Protocols like MQTT, AMQP etc

When you are dealing with simple devices or sensors, which are IoT enabled, then the data protocols like MQTT, AMQP is used to package and delivery over Wi-Fi, Bluetooth etc.

Combination of the above

In some cases, the device might stream time-series data for real time analytics and send configuration and status information in batch mode.

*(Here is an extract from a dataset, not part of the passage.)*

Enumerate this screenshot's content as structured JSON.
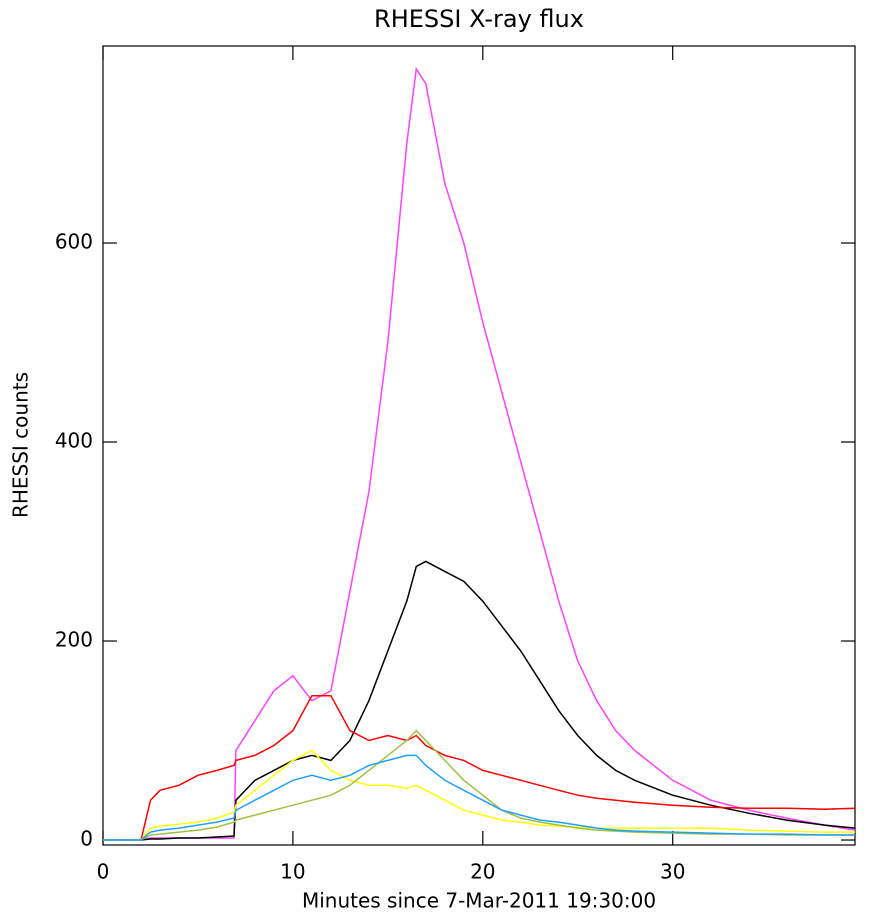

So, now that you understand the various formats of the logs, packaging mechanism and delivery mechanism, here is a real life scenario for a manufacturer, say Hiwi Networks.

Real life scenario

Let’s take a vendor who manufacturers networking devices. A typical network device manufacturer will have 4 – 5 product lines. Each product line might have 5 – 6 different product models and over the period of many years of existence, there might be 30 – 50 different software versions being used by their customers in the field. While the collection of logs being sent by all the different product lines and models across versions might be similar, more often than not, every product line, model and software version combination will have some variation to the log formats as compared to others. Now, consider the case where the device streams critical events and sends other information in a batched mode.

So, the challenge for the log analytics software is to handle and support:

  • Both time series and non-time series data
  • Streaming and batched mode data
  • Hundreds of complex formats in non-time series data type. Typically time series data is easy to handle
  • All the variations for the 5 product lines x 5 product models x 50 software versions
  • Both real time and historical analytics use cases

At Glassbeam, this is the exciting challenge that we solve for our customers. Each of our customer use case is as complex as listed above. We really mean it when we say we ingest and parse logs from ‘Any device, Any format’!